NASDAL figures for 2013-14

An interesting analysis from the financial year 2013-14 from NASDAL via Alan Suggett and his team at UNW Business Unit. I’ll be interested to see 2014-15.

The 2014 NASDAL benchmarking survey of practice Profit & Loss information was published last month.

A report of the findings appears later in this UNW Dental Bulletin.

Each year the UNW Dental team extends the NASDAL survey results by recalculating average practice profits to include the cost of the work carried out by practice principals (ie as if they were working as associates in their practice), in order to calculate a true practice “business” profit (ie where the market rate for carrying out all dental work is offset against profits.

Historically, on this measurement basis, average NHS practice profits per principal have been far in excess of those earned in private practices.

However, the gap is closing!
Average profits per principal in an NHS practice were £29,458, and in Mixed practices £16,173.

Private dental practice profits creep ahead of NHS practices in NASDAL survey

A strong performance from private dental practices in the financial year 2013-14 has led to them record- ing higher profits than their NHS counterparts in the latest benchmarking statistics from the National Association of Specialist Dental Accountants and Lawyers (NASDAL).

It’s the first time in a decade that private practice has overtaken NHS practice although there were early positive signs of a recovery in the previous financial year. The profit differential is small with an average NHS practice making a profit of £129,000 compared to £131,000 in a private practice.

Overall the picture for dental practices is improving, Income and profits are up across the board with all types of practice seeing increased profit and relatively static costs. Fee income is up by £7k in a typical NHS practice and by £21k in a typical private practice.

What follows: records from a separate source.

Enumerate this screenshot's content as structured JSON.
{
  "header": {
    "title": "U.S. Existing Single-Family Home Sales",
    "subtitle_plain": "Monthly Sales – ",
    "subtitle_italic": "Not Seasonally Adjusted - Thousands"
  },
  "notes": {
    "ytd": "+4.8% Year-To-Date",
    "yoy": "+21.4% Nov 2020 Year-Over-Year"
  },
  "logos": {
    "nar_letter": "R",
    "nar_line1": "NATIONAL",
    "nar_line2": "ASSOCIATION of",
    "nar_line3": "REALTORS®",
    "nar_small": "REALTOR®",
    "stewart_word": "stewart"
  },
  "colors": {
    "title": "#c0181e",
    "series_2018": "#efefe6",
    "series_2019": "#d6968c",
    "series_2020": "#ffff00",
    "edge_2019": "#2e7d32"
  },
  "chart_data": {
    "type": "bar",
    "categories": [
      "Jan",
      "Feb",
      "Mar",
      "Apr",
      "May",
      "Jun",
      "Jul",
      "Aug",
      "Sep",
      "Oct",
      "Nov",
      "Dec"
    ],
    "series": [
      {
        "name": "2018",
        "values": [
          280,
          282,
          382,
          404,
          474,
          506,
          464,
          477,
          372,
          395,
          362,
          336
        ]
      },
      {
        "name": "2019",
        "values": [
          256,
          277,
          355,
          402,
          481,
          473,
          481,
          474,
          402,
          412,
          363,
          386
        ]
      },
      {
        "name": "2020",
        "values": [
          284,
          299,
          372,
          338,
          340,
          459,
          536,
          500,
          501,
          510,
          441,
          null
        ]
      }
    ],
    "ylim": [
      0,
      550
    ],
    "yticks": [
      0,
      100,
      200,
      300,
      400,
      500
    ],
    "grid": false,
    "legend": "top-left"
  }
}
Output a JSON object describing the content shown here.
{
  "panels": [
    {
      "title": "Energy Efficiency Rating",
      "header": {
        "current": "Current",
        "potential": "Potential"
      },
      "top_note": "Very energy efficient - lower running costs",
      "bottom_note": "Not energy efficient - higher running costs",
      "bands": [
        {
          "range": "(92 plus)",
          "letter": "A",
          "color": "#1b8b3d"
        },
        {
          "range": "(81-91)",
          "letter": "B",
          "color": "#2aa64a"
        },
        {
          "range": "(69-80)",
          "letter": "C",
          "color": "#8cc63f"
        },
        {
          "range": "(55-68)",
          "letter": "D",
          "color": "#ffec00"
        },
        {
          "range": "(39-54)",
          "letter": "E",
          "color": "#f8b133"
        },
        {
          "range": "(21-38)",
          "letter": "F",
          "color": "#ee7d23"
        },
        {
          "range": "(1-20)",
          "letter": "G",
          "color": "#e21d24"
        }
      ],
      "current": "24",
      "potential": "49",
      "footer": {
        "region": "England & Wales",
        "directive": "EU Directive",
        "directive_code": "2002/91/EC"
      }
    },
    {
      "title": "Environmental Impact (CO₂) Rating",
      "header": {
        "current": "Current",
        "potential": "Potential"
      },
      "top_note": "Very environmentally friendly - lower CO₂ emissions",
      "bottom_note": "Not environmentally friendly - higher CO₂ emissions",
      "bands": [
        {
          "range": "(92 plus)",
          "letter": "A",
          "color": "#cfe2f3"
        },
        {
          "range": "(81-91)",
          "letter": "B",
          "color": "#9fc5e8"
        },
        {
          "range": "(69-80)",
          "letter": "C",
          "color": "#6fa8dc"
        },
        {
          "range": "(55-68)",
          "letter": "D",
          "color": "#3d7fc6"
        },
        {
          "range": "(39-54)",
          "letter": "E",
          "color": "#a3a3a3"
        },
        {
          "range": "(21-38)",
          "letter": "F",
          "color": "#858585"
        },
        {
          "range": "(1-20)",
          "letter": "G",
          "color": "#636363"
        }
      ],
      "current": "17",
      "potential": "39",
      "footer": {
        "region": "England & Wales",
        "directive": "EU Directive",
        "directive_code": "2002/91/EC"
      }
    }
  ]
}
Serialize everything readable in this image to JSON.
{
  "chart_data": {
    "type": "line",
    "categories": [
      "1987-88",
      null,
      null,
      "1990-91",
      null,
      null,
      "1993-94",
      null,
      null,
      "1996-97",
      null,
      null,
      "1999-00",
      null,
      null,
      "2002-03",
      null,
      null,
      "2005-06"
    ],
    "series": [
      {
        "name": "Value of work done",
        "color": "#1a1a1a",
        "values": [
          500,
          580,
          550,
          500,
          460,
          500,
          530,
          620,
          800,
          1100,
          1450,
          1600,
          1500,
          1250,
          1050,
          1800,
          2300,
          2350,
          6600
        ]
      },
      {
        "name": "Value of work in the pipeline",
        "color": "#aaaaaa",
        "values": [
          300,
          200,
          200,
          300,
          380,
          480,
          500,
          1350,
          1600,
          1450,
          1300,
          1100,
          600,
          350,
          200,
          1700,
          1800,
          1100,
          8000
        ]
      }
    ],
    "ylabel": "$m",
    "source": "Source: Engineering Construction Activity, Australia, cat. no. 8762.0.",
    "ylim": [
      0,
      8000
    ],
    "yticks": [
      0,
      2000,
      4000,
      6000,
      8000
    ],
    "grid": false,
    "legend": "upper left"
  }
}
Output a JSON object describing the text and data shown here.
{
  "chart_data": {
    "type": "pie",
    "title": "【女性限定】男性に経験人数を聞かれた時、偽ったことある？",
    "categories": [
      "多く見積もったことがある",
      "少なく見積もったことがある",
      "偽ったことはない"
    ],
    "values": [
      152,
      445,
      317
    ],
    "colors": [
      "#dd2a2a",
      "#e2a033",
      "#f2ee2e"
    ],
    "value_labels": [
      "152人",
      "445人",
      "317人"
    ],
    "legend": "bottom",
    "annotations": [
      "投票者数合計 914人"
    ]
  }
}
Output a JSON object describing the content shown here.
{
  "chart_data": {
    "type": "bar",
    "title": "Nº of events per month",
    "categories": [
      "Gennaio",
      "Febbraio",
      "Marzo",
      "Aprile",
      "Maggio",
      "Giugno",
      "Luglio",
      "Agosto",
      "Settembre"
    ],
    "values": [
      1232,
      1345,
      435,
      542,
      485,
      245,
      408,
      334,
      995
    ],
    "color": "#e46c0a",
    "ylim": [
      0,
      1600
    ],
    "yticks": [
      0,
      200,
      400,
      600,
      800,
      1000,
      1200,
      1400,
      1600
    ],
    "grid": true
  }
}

Private practices suffered in the years following the 2008 slump but have gradually picked up. This is thought to be partly due to private practices having greater control over their income than NHS practices, and hence having a greater ability to recover from poor trading results in the recession. The survey shows that the average profit per principal in an NHS practice was £129k whilst in private practices it was £130k.

In 2013/14, the average fee income generated by a dentist of a private practice was £248,000 compared to £180,000 for a dentist of an NHS practice. It should be borne in mind that these are figures are dramatically reduced when costs and expenses are extracted. Meanwhile, practice expenses have remained relatively unchanged, equating to 65% of fee income for a NHS practice compared to 68% for a private practices.

Calculated annually, the statistics are gathered from a sample of practices across the UK to provide average ‘state-of-the-nation’ figures. They are used by NASDAL accountants – who work for 27% of the dental profession – to benchmark their clients’ earnings and expenditure and to help them run their practices more profitably.

A variety of key components had remained unchanged: UDA rates are almost identical as well as business structures with 58% of the profession being sole traders and the rest either partnerships or Limited companies. The number of incorporations increased by only 3%. Earnings for associates have gone up by just a small amount, with around an average £700 per individual.